He decided to stay silent. He still needed information from her. He had to see this through to the end.
‘I don’t think of myself as a number,’ he said. ‘I’ve already told you why I choose to do the work that I do. But there are two things I want to ask you. The first is – what happened to your son, Julian? You haven’t mentioned him.’
She made a vague gesture with one hand. ‘He’s in the Bahamas. I have a house there and he’s happier away from me. It’s easier for both of us that way.’
‘And you still haven’t told me what you’re doing in the south of France. What about Irwin Wolfe? I know you don’t love him. I imagine you don’t even like him. So what do you want from him?’
Bond waited. In a way the entire conversation had been leading up to this.
‘I’ll tell you,’ she said. ‘Because I don’t want there to be any secrets between us and it may be that we can even help each other. I would have thought you’d have guessed anyway.’ She paused. ‘The first thing you should know is that Irwin is a sick man. I think he’s dying. He takes about a dozen pills every day but they’re not helping him any more. The strange thing is, his illness only makes him more determined. It’s driving him on. He’s developed a new product which could make him another fortune – even if it’s one he’ll never get to spend.’ She paused. ‘Do you know anything about Technicolor film?’
‘I know a little. I don’t often go to the cinema. I’ve always found more interesting things to do in the dark.’
She nodded. ‘I’m sure. Well, the basic process of Technicolor is very simple. The colours are divided into three basic components: red, green and blue. The trouble is, it demands three separate negatives and that causes complications.’
She was businesslike now, unemotional, as if everything she had been saying for the last hour had been forgotten. Bond observed her with a sense of admiration he had rarely felt for a woman. Child, orphan, wife, mother, widow, secret agent, prisoner and self-confessed criminal, she had managed to break down her life into separate compartments with a ruthlessness that had ensured not just her survival but her success. He remembered Reade Griffith, almost in awe of her. ‘I can tell you – she’s a piece of work!’ It was true. Bond had never met anyone quite like her.

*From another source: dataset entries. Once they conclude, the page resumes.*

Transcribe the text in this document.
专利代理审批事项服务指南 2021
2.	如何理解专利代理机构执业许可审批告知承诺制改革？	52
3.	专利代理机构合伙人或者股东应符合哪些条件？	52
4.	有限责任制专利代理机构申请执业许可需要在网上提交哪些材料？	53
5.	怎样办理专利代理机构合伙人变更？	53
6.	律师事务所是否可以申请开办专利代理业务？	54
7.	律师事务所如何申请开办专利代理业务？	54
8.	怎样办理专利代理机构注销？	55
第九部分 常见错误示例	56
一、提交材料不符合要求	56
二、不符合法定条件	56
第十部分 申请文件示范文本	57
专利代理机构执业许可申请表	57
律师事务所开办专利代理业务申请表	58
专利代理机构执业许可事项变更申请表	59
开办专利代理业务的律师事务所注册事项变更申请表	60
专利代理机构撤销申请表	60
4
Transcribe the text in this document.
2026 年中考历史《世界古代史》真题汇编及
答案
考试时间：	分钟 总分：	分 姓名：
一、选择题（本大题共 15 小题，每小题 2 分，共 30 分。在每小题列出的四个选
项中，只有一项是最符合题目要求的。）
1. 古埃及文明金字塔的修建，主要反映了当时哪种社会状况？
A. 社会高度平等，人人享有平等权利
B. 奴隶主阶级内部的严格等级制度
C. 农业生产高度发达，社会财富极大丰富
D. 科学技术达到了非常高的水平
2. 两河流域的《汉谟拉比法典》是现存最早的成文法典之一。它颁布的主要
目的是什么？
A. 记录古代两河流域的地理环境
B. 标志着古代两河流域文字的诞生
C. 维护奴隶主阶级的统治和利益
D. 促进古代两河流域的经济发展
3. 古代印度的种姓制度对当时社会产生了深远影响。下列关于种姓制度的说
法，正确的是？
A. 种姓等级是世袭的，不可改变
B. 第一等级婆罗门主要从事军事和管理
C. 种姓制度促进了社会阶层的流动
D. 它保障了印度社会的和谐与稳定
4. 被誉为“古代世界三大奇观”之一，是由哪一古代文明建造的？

‘Multiply the negatives and you divide the light,’ she went on. ‘So you have to use a lot more lighting when you’re shooting the film. And that makes it much more expensive.
‘But Irwin, or the people working for him, has invented a type of 35 mm colour negative stock that has a much wider latitude. It’s good for indoor and outdoor photography. He calls it G-Vision and it’s going to put Technicolor and all the rest of them out of business. Which is where I come in. There are certain people I know who want the formula. They’ve paid me a considerable amount of money to steal it.’
So that was it: industrial espionage, as simple as that. Bond couldn’t help smiling. At the same time, he wondered who the people were behind Sixtine and knew she wouldn’t tell him. ‘He produces this new film stock at his plant in Menton,’ he said.
‘That’s right. Or at least, that’s what I believe. I’ve been cosying up to him, trying to get him to give me a tour but Irwin has always been completely silent about what he gets up to in his secret compound in the middle of the woods. It’s been driving me crazy because, as you know, he’s leaving France on Tuesday morning and without him here I won’t get another chance. I even went out and took a sneaky look for myself and you’d think he was manufacturing nuclear bombs the amount of security he’s hired. There are two fences, the inner one electrified. He has armed guards on twenty-four-hour patrol and guard dogs. I can’t say I blame him. He’s sitting on something that could be worth millions of dollars.
‘Today was my last chance. I knew he was going to Menton this afternoon and when I met him on the Mirabelle, I really expected him to take me with him. It was more or less what he’d promised.’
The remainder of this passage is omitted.